Validator Overview

The categorical distribution Validator verifies that only the expected number of categories are added, removed, or changed over time, as well as the relative entropy.

Metric Options	Description
Categories added	Validates the number of new categories in the source dataset against a reference dataset.
Categories removed	Validates the number of missing categories source dataset against a reference dataset.
Categories changed	Validates the number of new and removed categories in the source dataset against a reference dataset.
Relative entropy	Validates distribution shifts in your data over time.

Relative Entropy

You can use relative entropy to validate distribution shifts in your data over time, or to compare the distributions of two data sets. Relative entropy is presented as a percentage where:

0% means identical empirical distributions.
100% means maximal difference in empirical distributions.

📘
Note
In Validio, relative entropy is adapted from the implementation of the Kullback - Leibler divergence.

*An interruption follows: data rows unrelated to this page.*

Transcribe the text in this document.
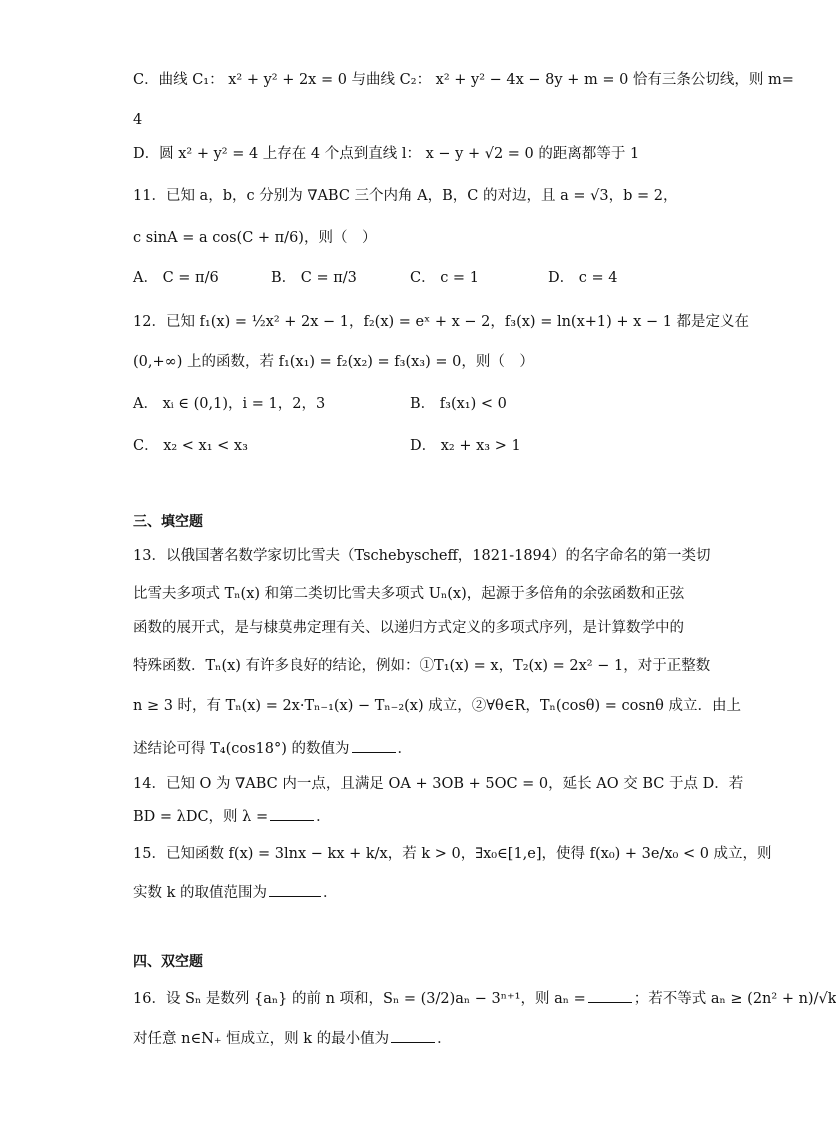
C．曲线 C₁： x² + y² + 2x = 0 与曲线 C₂： x² + y² − 4x − 8y + m = 0 恰有三条公切线，则 m=
4
D．圆 x² + y² = 4 上存在 4 个点到直线 l： x − y + √2 = 0 的距离都等于 1
11．已知 a，b，c 分别为 ∇ABC 三个内角 A，B，C 的对边，且 a = √3，b = 2，
c sinA = a cos(C + π/6)，则（　）
A． C = π/6	B． C = π/3	C． c = 1	D． c = 4
12．已知 f₁(x) = ½x² + 2x − 1，f₂(x) = eˣ + x − 2，f₃(x) = ln(x+1) + x − 1 都是定义在
(0,+∞) 上的函数，若 f₁(x₁) = f₂(x₂) = f₃(x₃) = 0，则（　）
A． xᵢ ∈ (0,1)，i = 1，2，3	B． f₃(x₁) < 0
C． x₂ < x₁ < x₃	D． x₂ + x₃ > 1
三、填空题
13．以俄国著名数学家切比雪夫（Tschebyscheff，1821-1894）的名字命名的第一类切
比雪夫多项式 Tₙ(x) 和第二类切比雪夫多项式 Uₙ(x)，起源于多倍角的余弦函数和正弦
函数的展开式，是与棣莫弗定理有关、以递归方式定义的多项式序列，是计算数学中的
特殊函数．Tₙ(x) 有许多良好的结论，例如：①T₁(x) = x，T₂(x) = 2x² − 1，对于正整数
n ≥ 3 时，有 Tₙ(x) = 2x·Tₙ₋₁(x) − Tₙ₋₂(x) 成立，②∀θ∈R，Tₙ(cosθ) = cosnθ 成立．由上
述结论可得 T₄(cos18°) 的数值为	．
14．已知 O 为 ∇ABC 内一点，且满足 OA + 3OB + 5OC = 0，延长 AO 交 BC 于点 D．若
BD = λDC，则 λ =	．
15．已知函数 f(x) = 3lnx − kx + k/x，若 k > 0，∃x₀∈[1,e]，使得 f(x₀) + 3e/x₀ < 0 成立，则
实数 k 的取值范围为	．
四、双空题
16．设 Sₙ 是数列 {aₙ} 的前 n 项和，Sₙ = (3/2)aₙ − 3ⁿ⁺¹，则 aₙ =	；若不等式 aₙ ≥ (2n² + n)/√k
对任意 n∈N₊ 恒成立，则 k 的最小值为	．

Metric Configuration Parameters

The following parameters are used in the Metric configuration step of creating a Categorical Distribution validator.

Parameter	Description	Options
Metric	Select the metric to calculate.	Categories Added Categories Removed Categories Changed Relative Entropy
Field	Select a source field to use for the calculation.	List of available fields with data type string.
Reference Field	Select a reference source field to use for the calculation.	List of available fields with data type string.
Filter	(Optional) Use filters to specify which records to include in the calculation.	List of existing filters or create a new filter.
Reference Filter	(Optional) Use filters to specify which reference records to include in the calculation.	List of existing filters or create a new filter.
Window	Use windows to define the time-range over which the data is aggregated.	List of existing windows or create a new window.
Reference Window Offset	The number of windows you want to offset the aggregation.	Enter a number.
Number of Reference Windows	The number of windows to include.	Enter a number.
Segmentation	Use segmentation to break the data into separate groups for analysis.	List of existing segmentations, Unsegmented (default), or create a new segmentation.
Initialize using historic data	Start the validator with historical data to prime the anomaly detection algorithms.

Metric Calculation Example

The following example illustrates how the categorical distribution validator calculates the different metrics. The table shows all values from the categorical fields monitored in respective datasets:

Categories in the reference dataset	Categories in the source dataset
A
B
C	C
D	D
E	E
	F

Metric	Example Result
Categories added	In the example, compared to the reference dataset, the source dataset has one new categorical value `F`. The number of new categories is `1`.
Categories removed	In the example, two categorical values are missing in the source dataset vs. reference dataset; `A` and `B`. The number of removed categories is `2`.
Categories changed	In the example, the number of changed categories is the sum of new and removed categories. In this case, `1`+`2`=`3`.